The partnership will focus on developing three proteins, including tau, TDP-43 and an undisclosed target, implicated in the pathogenesis of various neurodegenerative diseases.
Celgene will be provided with an exclusive right to license clinical candidates in the US at the investigational new drug (IND) filing, and is also having option to extend the license to global rights at the completion of phase 1 study.
Celgene will provide funding for all further global clinical development and commercialization activities.
As per terms of the deal, Prothena will secure $100m upfront payment and $50m equity investment from Celgene.
Prothena is also eligible to secure future potential exercise payments and regulatory and commercial milestones for each licensed program, as well as additional royalties on net sales of any resulting marketed products.
Tau is a protein implicated in diseases, comprising Alzheimer's disease (AD), progressive supranuclear palsy (PSP), frontotemporal dementia (FTD), chronic traumatic encephalopathy (CTE) and other tauopathies.

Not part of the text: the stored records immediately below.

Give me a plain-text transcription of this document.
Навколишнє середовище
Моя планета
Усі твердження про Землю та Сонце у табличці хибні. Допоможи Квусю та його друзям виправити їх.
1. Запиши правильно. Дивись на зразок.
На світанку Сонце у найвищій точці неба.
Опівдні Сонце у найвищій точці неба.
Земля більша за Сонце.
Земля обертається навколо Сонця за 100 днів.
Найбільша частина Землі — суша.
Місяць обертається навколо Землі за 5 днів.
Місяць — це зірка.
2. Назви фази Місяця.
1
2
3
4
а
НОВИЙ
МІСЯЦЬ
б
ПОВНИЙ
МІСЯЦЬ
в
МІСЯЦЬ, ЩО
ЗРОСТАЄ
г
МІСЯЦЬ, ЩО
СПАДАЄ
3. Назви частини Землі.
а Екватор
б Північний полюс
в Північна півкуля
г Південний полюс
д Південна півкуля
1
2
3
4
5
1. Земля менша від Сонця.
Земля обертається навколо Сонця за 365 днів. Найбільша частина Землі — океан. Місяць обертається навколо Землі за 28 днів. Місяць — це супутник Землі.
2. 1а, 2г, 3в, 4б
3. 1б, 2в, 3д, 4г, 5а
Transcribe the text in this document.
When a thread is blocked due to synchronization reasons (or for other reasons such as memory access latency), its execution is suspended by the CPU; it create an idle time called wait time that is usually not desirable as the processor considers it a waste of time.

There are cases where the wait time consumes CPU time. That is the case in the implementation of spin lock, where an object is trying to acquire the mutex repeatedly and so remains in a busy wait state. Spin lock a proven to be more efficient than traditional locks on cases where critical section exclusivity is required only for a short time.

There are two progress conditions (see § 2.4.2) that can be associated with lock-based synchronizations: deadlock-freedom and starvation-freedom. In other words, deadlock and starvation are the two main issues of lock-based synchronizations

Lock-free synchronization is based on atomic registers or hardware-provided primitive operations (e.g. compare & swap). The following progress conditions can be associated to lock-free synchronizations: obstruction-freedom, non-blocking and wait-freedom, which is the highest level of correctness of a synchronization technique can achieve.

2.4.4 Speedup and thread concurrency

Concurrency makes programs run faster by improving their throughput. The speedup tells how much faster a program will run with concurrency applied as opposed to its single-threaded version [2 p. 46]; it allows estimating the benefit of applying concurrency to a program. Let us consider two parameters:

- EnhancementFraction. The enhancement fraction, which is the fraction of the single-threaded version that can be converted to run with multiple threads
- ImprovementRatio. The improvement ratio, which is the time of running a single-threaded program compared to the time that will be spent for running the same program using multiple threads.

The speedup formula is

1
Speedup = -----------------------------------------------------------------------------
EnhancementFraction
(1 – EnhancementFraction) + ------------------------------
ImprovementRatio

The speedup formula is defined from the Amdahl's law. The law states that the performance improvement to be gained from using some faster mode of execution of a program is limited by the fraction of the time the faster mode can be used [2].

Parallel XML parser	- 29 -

Prothena has discovered antibodies targeting novel epitopes on the tau protein can block misfolded tau from binding to cells and inhibit cell-to-cell transmission to prevent downstream functional toxic effects.
TDP-43 is a protein implicated in diseases such as amytrophic lateral sclerosis (ALS) and the most common subtype of FTD, behavioral variant FTD (bvFTD), a proportion of AD and other TDP-43 proteinopathies.
Celgene neuroscience and imaging corporate vice president Richard Hargreaves said: “Our collaboration leverages each company's core expertise in protein homeostasis and protein clearance to target proteins that are the underlying cause of many neurodegenerative and orphan diseases.”
Prothena CEO and president Gene Kinney said: "We are excited to be working with Celgene, a leading global biopharmaceutical company with deep expertise in targeting critical biological pathways involved in protein homeostasis and an extensive track record of successfully bringing forward innovative new therapies based on this biology.”